Baseline CDI testing rate decreased from 284/10,000 to 268/10,000 patient-days post-intervention (p=0.02). CDI testing in the hospital-onset (HO) period decreased 56% post-intervention, from 155 to 84 tests/10,000 patient days (p<0.001). At baseline, 49% of CDI tests were on patients receiving laxatives within 24 hours and 18% were ordered despite prior results available within 7 days. Testing while on laxatives decreased by 64%, from 77 to 24/10,000 patient-days pre- vs post-intervention (p<0.001), (Figure 1B). CDI tests reordered within 7 days also decreased by 64%, from 28 to 8/10,000 patient-days (p<0.001). HO CDI rates decreased 54%, from 17 to 7 cases/10,000 patient-days (p<0.001), resulting in a 51% reduction in the average quarterly HO SIR, from 1.62 to 0.82 (p<0.001) (Figure 1B). Improved testing protocol compliance was tied to monitoring and feedback with a templated CMO response to physicians bypassing the protocol without approval. In the first month of implementation, there were 22 unauthorized overrides; this decreased to zero by the end of the study period.

Figure 1.

Figure 1.

Hospital-onset C. difficile orders decreased after launch of the automated real-time intervention, while community-onset orders were unchanged. The number of orders placed on patients receiving laxatives decreased sharply after CPOE launch.

Discussion

Proactive approaches to clinically-appropriate diagnostic testing can be important for high sensitivity tests such as the C. difficile PCR test which can identify colonization and lead to unnecessary treatment and concern.13 Our real-time CPOE criteria-based testing protocol reduced inappropriate testing by 64% and HO C. difficile rates by 50% - without changing CDI testing method.

EHR strategies using passive alerts with information alone run the risk of being ignored over time and can have variable compliance.8 Our smart prompt provided clinicians with actionable data and also used a “hard stop” when testing criteria were not met. To address the rare but important possibility of CDI in complicated or high risk patients not meeting testing criteria (e.g., ICU patient on daily laxatives who develops abdominal distention and leukocytosis), physicians could override the protocol with ID/GI approval. This strategy encouraged thoughtful testing and provided an opportunity for specialist-level education of front-line physicians.

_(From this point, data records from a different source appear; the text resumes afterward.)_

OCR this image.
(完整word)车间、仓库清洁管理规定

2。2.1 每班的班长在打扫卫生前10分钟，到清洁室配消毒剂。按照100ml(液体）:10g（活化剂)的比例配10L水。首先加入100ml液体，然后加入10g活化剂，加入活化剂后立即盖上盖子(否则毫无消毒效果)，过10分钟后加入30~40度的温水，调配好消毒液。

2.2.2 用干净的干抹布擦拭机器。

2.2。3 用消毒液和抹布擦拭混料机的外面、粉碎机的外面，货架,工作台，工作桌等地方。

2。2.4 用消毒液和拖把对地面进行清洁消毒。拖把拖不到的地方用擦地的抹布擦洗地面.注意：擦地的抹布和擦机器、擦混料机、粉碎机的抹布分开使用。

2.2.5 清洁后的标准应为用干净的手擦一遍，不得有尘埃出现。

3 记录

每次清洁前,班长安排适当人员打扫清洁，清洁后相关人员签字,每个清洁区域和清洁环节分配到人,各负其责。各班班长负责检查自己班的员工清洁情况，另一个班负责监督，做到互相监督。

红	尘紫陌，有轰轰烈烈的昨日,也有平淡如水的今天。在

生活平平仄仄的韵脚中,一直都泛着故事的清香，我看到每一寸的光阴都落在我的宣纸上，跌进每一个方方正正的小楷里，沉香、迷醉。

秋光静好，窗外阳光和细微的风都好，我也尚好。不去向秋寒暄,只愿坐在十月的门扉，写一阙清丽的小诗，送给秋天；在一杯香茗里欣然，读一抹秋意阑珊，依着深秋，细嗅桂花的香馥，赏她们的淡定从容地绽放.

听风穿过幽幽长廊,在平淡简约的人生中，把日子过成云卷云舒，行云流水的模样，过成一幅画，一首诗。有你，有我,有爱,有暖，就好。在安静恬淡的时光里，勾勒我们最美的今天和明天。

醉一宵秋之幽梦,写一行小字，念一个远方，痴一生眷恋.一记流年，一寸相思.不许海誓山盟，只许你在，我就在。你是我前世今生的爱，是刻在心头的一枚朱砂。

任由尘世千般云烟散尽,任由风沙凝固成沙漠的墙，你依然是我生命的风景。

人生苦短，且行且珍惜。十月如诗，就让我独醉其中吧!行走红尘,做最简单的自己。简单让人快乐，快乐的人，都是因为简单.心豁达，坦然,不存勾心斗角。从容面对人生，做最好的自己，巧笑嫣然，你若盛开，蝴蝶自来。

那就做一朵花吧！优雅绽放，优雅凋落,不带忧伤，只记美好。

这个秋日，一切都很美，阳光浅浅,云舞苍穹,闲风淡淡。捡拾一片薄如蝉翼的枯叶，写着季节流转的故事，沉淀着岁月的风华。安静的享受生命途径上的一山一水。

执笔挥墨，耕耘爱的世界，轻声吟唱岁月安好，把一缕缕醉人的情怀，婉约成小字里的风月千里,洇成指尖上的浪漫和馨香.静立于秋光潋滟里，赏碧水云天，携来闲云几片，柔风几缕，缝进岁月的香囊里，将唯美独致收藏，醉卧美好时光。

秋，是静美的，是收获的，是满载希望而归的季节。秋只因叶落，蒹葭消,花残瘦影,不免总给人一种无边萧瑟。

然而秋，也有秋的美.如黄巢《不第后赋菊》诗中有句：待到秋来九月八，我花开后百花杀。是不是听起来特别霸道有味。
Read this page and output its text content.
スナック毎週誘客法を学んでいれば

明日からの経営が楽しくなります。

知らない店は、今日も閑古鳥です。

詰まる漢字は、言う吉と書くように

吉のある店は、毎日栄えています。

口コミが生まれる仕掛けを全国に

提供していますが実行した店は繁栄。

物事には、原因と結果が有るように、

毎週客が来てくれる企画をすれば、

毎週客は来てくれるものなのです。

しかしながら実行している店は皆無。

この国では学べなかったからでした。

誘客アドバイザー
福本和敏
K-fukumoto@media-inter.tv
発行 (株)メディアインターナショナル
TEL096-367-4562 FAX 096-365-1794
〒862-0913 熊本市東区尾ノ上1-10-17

Electronic algorithms and protocols can often be circumvented; compliance monitoring and timely feedback are needed to achieve meaningful and sustainable changes.8 In our case, noncompliant physicians were sent email warnings signed by our CMO, sending a clear message that appropriate testing was an institutional priority while also providing an opportunity to educate physicians.

An important limitation of this intervention was the inability to capture the number of times a CDI test order was initiated but then cancelled due to the protocol, limiting our ability to describe the learning curve associated with this CPOE strategy. Nevertheless, the sustained decreases in overall testing strongly suggest decreases in order initiation.

Data on the harmful effects antibacterial agents on the gut microbiome are mounting and treatment of asymptomatic C. difficile colonization has been shown to increase future risk of colitis and recurrent disease.910 In addition, oral vancomycin use increases the carriage rate of vancomycin-resistant enterococci, a drug resistant organism associated with healthcare-associated infections.10

As data showing the harms of over-testing and over-treatment for CDI emerge, CPOE strategies can be an effective training tool to improve use and stewardship of diagnostic tests.2, 3 Our electronic solution to enforce clinically-appropriate CDI testing is an example of one that integrates real-time CPOE alerts, specialist review, compliance monitoring and feedback, and leadership-level enforcement.

Supplementary Material

1

Acknowledgements

Financial support: No financial support was provided relevant to this article.

Footnotes

Potential conflicts of interest: All authors report no conflicts of interest relevant to this article.